Fifteen teams have registered to participate in the Autonomous Greenhouses challenge organised in the research greenhouses of the WUR in Bleiswijk by Wageningen University & Research this year. In total, the teams comprise 90 individuals representing 15 nationalities from across the globe.
Many teams include members who work for companies based outside of the Netherlands, such as Microsoft Research, Intel or Tencent, while others represent well-known names from Dutch horticulture, like Delphy, AgroEnergy, LetsGrow, Philips Lighting or Syngenta, or come from start-ups. The teams also include several breeders with lots of practical experience.
In general, the team members are experts in horticulture or artificial intelligence, or have a background in engineering or design.
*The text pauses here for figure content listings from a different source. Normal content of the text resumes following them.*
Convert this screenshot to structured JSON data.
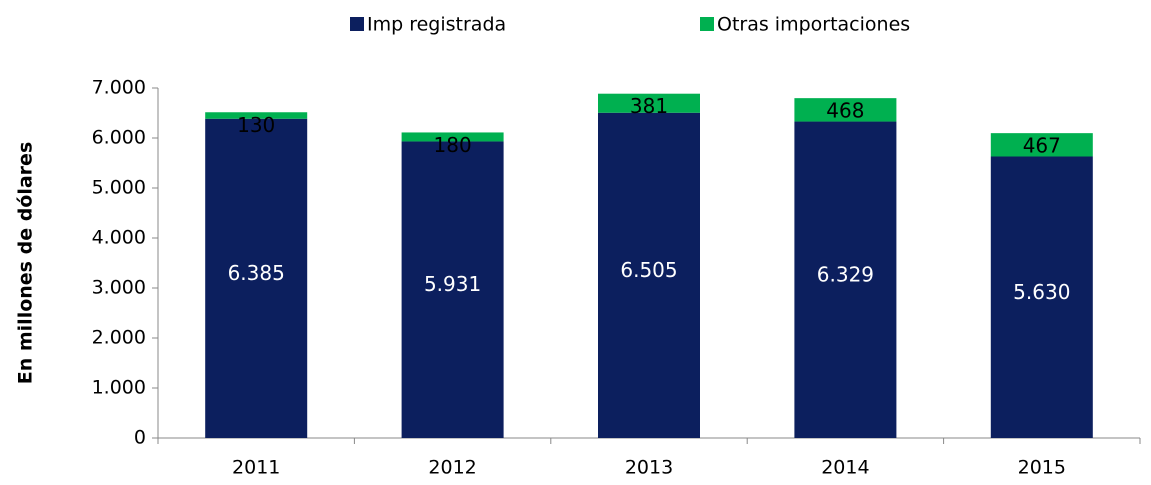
{
  "chart_data": {
    "type": "stacked_bar",
    "y_label": "En millones de  dólares",
    "categories": [
      "2011",
      "2012",
      "2013",
      "2014",
      "2015"
    ],
    "series": [
      {
        "name": "Imp registrada",
        "color": "#0c1f5e",
        "values": [
          6385,
          5931,
          6505,
          6329,
          5630
        ],
        "value_labels": [
          "6.385",
          "5.931",
          "6.505",
          "6.329",
          "5.630"
        ]
      },
      {
        "name": "Otras importaciones",
        "color": "#00b050",
        "values": [
          130,
          180,
          381,
          468,
          467
        ]
      }
    ],
    "ylim": [
      0,
      7000
    ],
    "yticks": [
      0,
      {
        "value": 1000,
        "label": "1.000"
      },
      {
        "value": 2000,
        "label": "2.000"
      },
      {
        "value": 3000,
        "label": "3.000"
      },
      {
        "value": 4000,
        "label": "4.000"
      },
      {
        "value": 5000,
        "label": "5.000"
      },
      {
        "value": 6000,
        "label": "6.000"
      },
      {
        "value": 7000,
        "label": "7.000"
      }
    ],
    "legend": "top"
  }
}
The number of BSc, MSc and PhD students is relatively high, and they represent a wide range of institutions, such as Seoul National University, National Autonomous University of Mexico, Humboldt University of Berlin, Chinese Academy of Agricultural Science, South China Agricultural University and, of course, WUR.
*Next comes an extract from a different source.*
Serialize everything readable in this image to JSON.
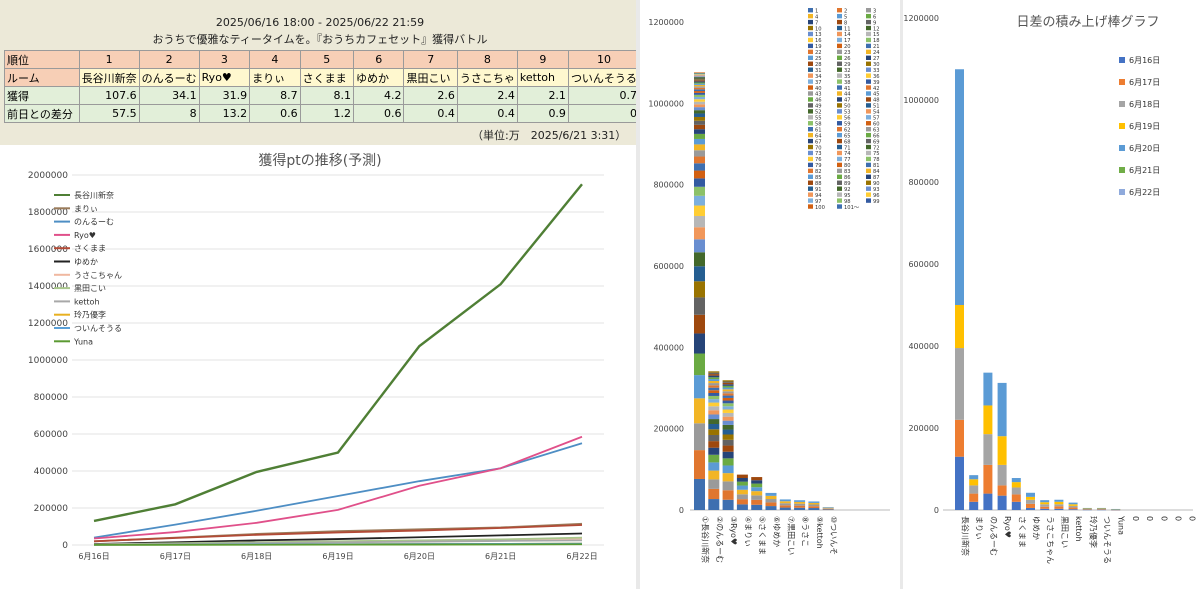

The following teams have registered to participate: A Team, AiCU, Huxley, B-Mex, Deep Greens/UNAM, greenHU, iGrow, Modo, SNUPHPF, Sonoma, South China Future AG, The Croperators, The new (cu)cumbers, We Grow and Young Data Driven Growers.
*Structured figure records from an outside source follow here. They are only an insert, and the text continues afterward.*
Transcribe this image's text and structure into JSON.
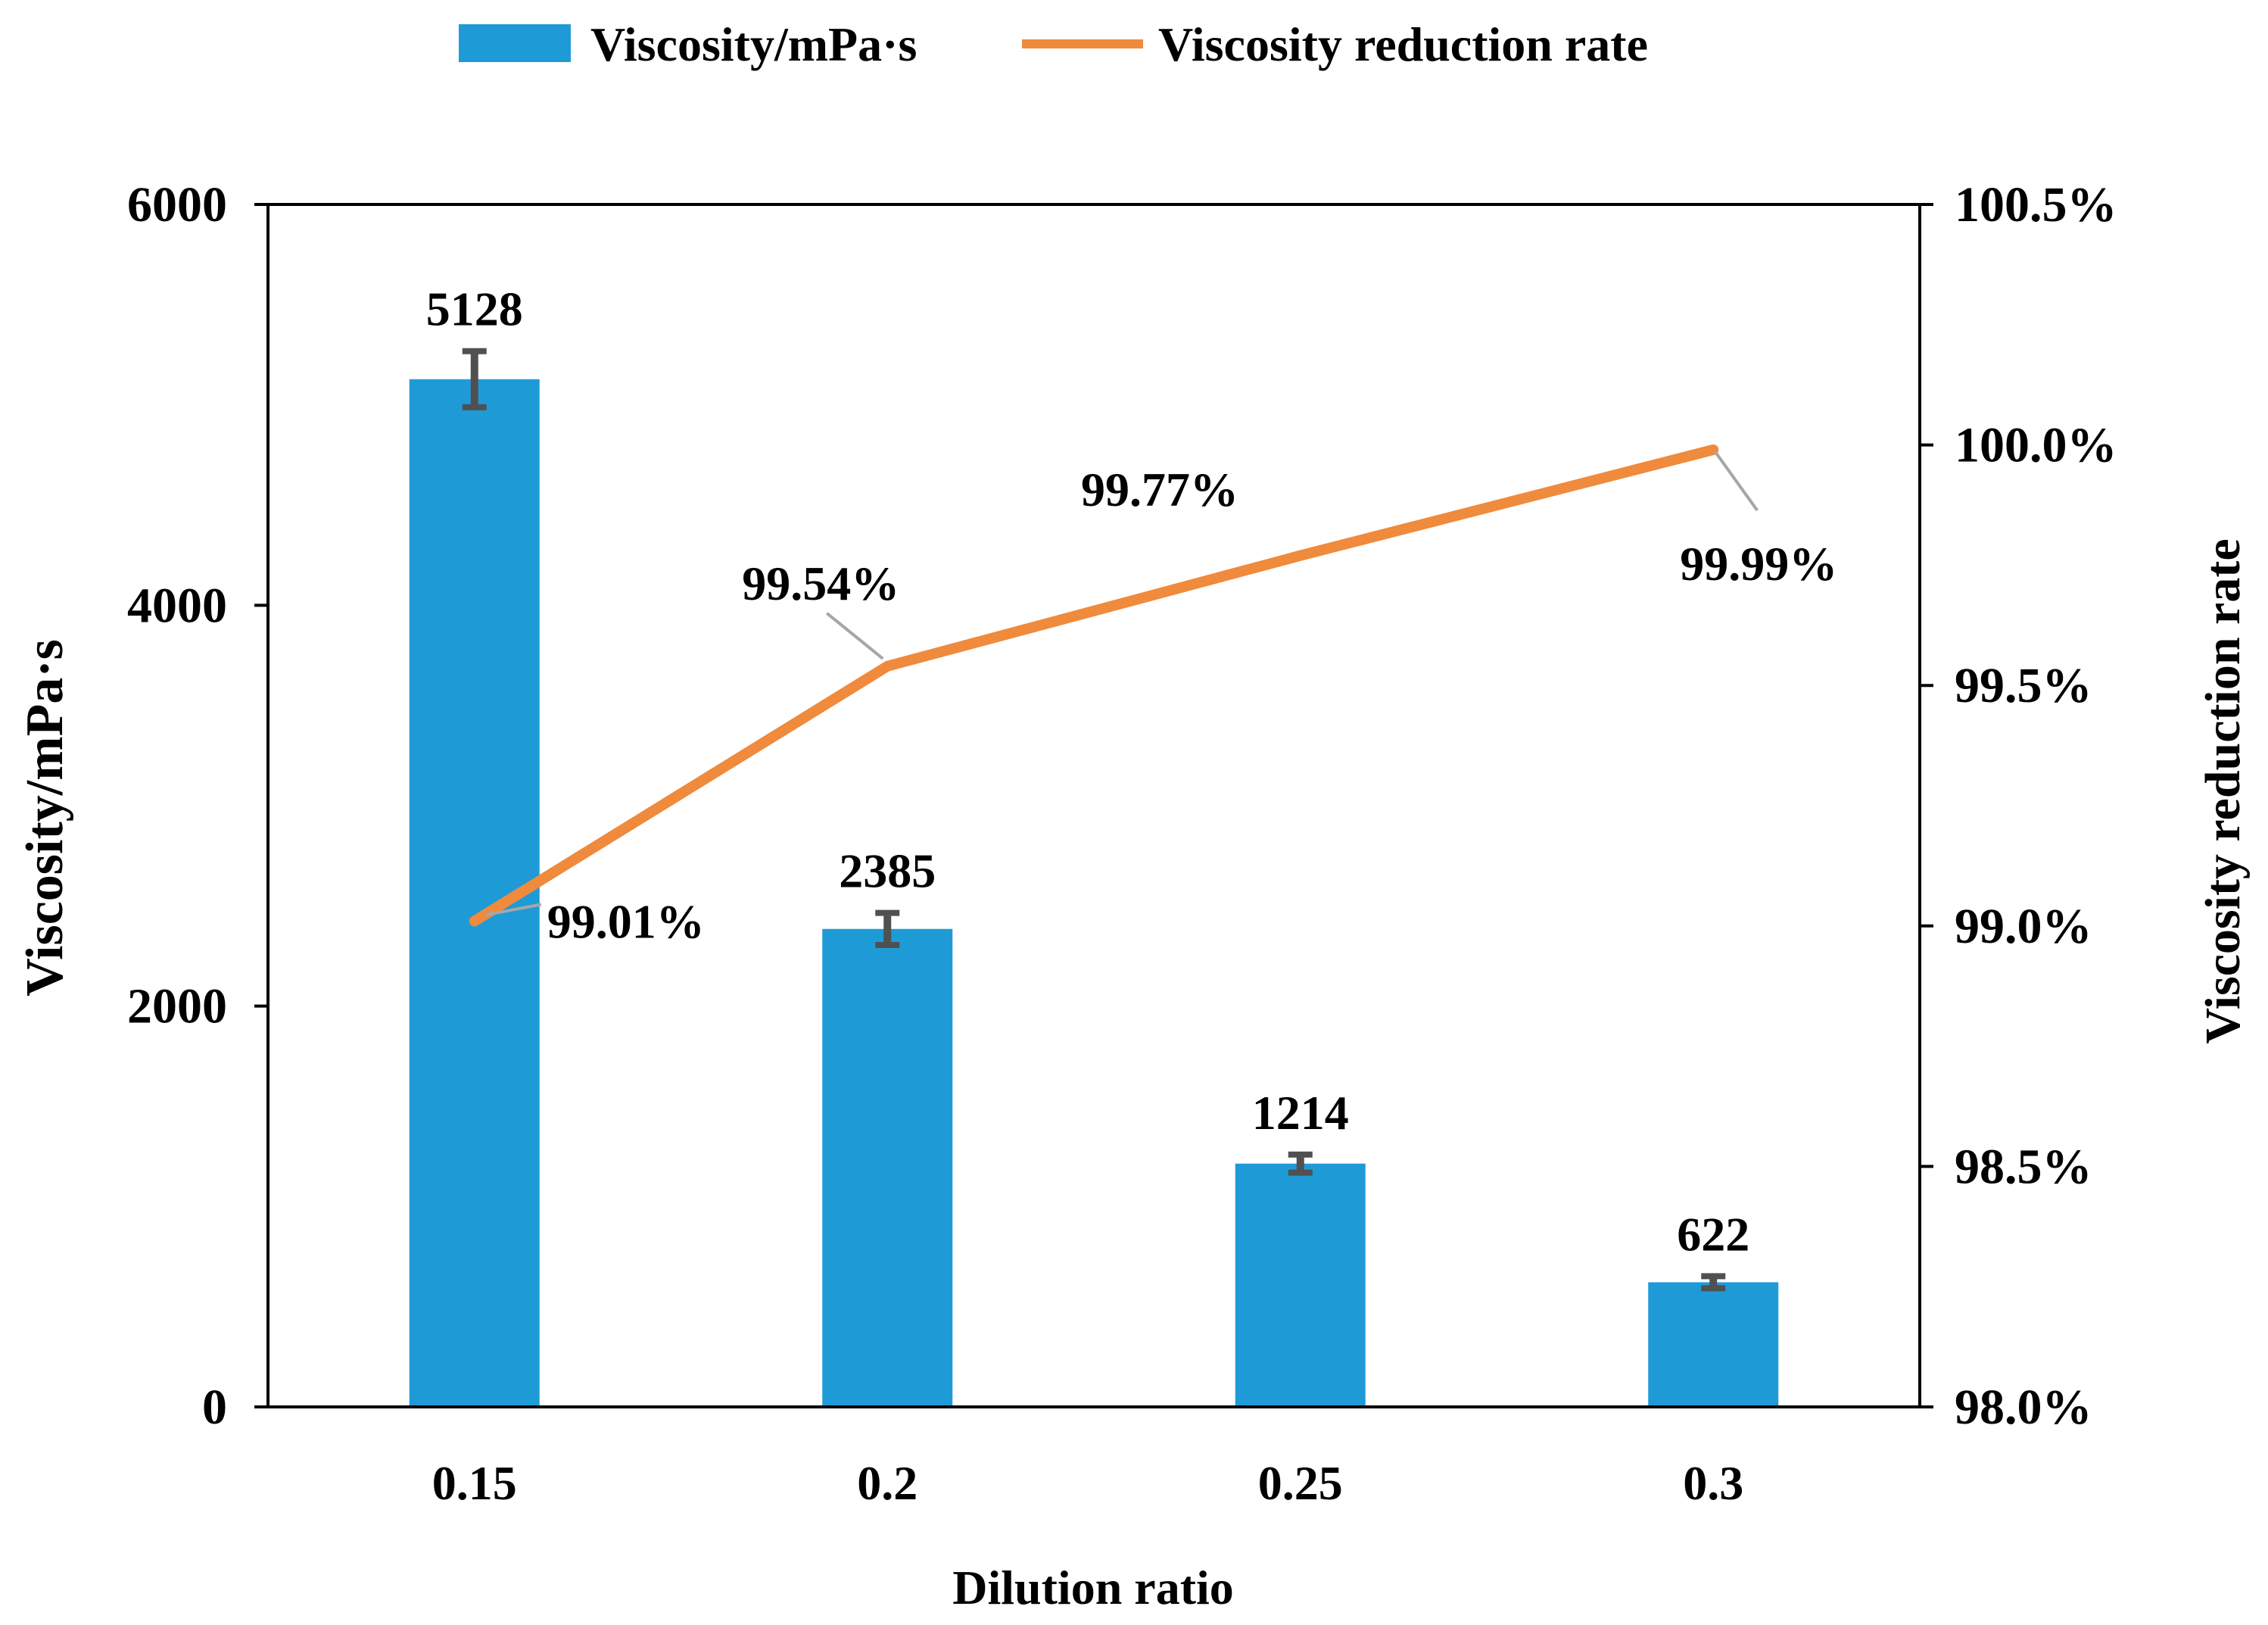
{
  "chart_data": {
    "type": "bar",
    "categories": [
      "0.15",
      "0.2",
      "0.25",
      "0.3"
    ],
    "series": [
      {
        "name": "Viscosity/mPa·s",
        "type": "bar",
        "axis": "left",
        "values": [
          5128,
          2385,
          1214,
          622
        ],
        "errors": [
          140,
          80,
          45,
          30
        ],
        "labels": [
          "5128",
          "2385",
          "1214",
          "622"
        ]
      },
      {
        "name": "Viscosity reduction rate",
        "type": "line",
        "axis": "right",
        "values": [
          99.01,
          99.54,
          99.77,
          99.99
        ],
        "labels": [
          "99.01%",
          "99.54%",
          "99.77%",
          "99.99%"
        ]
      }
    ],
    "xlabel": "Dilution ratio",
    "ylabel": "Viscosity/mPa·s",
    "y2label": "Viscosity reduction rate",
    "ylim": [
      0,
      6000
    ],
    "yticks": [
      "0",
      "2000",
      "4000",
      "6000"
    ],
    "y2lim": [
      98.0,
      100.5
    ],
    "y2ticks": [
      "98.0%",
      "98.5%",
      "99.0%",
      "99.5%",
      "100.0%",
      "100.5%"
    ],
    "legend": [
      "Viscosity/mPa·s",
      "Viscosity reduction rate"
    ],
    "legend_position": "top-center",
    "grid": false,
    "colors": {
      "bar": "#1e9bd7",
      "line": "#f08a3c",
      "error": "#505050",
      "leader": "#a6a6a6",
      "text": "#000000"
    }
  }
}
On 31 May and 1 June, the 15 teams will take part in the pre-challenge: a 24-hour hackathon. Based on the results, an international jury will shortlist five teams to go through to the next round. This will involve breeding cucumbers remotely in a dedicated greenhouse section at the WUR in Bleiswijk using intelligent algorithms, models and sensors, with as little human interference as possible,
The challenge is sponsored by Tencent, a leading provider of internet services in China, and David Wallerstein, CXO of Tencent.